Несмотря на то, что план опорного бурения геологического института был принят, его противники сдаваться не собирались и готовы были прибегнуть к самым крайним мерам. Один из них написал донос на разработчика плана и направил его Берии, курировавшему наркомат нефтяной промышленности. Автор письма обращал внимание на «опасную линию» геолога Ростовцева, предлагавшего переориентировать геологоразведочные работы из «культурной полосы Западной Сибири» (Новосибирской, Кемеровской, Томской областей и юга Красноярского края) на север. По его мнению, «в северных, малообжитых, труднодоступных и малоперспективных районах Сибири, даже если и будут найдены месторождения нефти, их изучение, освоение и тем более эксплуатация будут связаны с большими, ничем не оправданными трудностями». Хорошо зная всесилие адресата этого письма, можно легко догадаться и о возможной, особенно в тех условиях, в разгар так называемого «дела геологов», реакции. Руководство института вынуждено было отреагировать: Николаю Никитичу объявили выговор и продлили кандидатский стаж для вступления в партию.

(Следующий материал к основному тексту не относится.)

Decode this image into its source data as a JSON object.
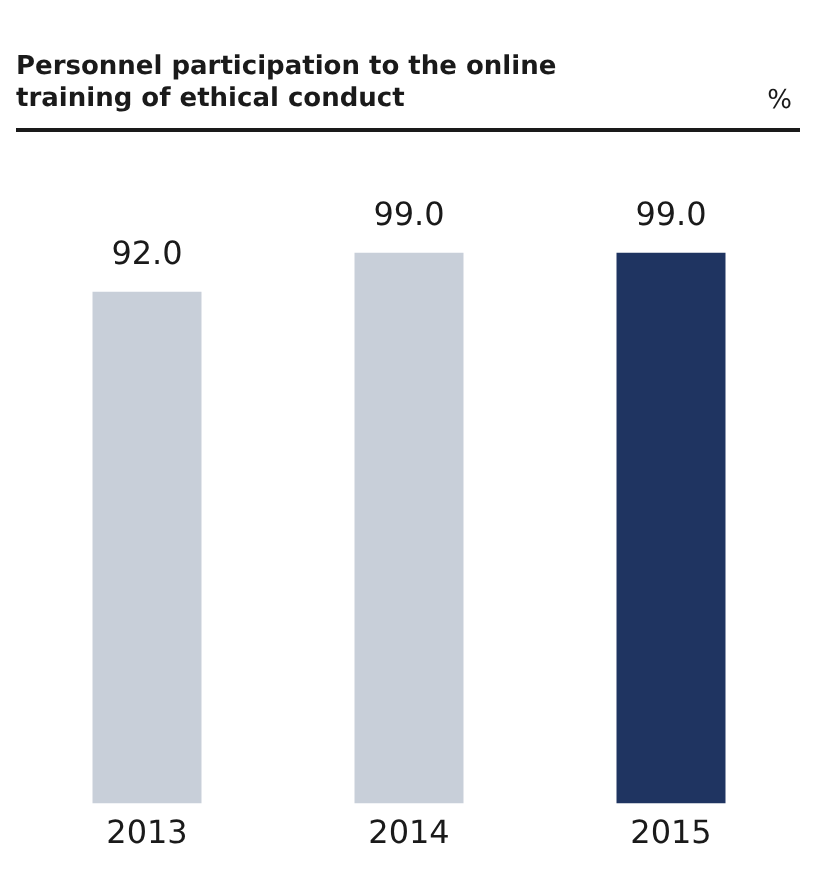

После трудной победы, одержанной в научной дискуссии с противниками последовательного осуществления плана опорного бурения, Ростовцеву пришлось столкнуться с противодействием геологов-производственников уже при непосредственном осуществлении плана. «Ругали нас неимоверно, — вспоминал Николай Никитич. — Руководители треста, главка называли опорные скважины аферными и еще так, что произносить неприлично. Как только ни чудили…». Ростовцев не называет никого конкретного, но догадаться не сложно. Одним из самых ярых противников «пустой траты» государственных средств на опорное бурение был начальник треста «Тюменьнефтегеология» Ю.Г. Эрвье. «Где и как искать нефть и газ, никто не знал, — утверждал он. Предложенный Советом по опорному бурению план носил чисто познавательный, геологический характер. Скважины, задаваемые по этому плану, были ни чем иным, как «дикими кошками» скважинами, которые бурились без геолого-геофизических обоснований». По его мнению, «переоценка опорного бурения и недооценка предварительного изучения территории региональными геофизическими методами принесли государству не пользу, а огромный вред».

В отличие от Ростовцева, полагавшего, что верная теория, если не отступать, рано или поздно проложит себе дорогу в практику, Эрвье верил: «нефть там, где ты ее находишь, и главные аргументы в научных спорах приводит «профессор Долото».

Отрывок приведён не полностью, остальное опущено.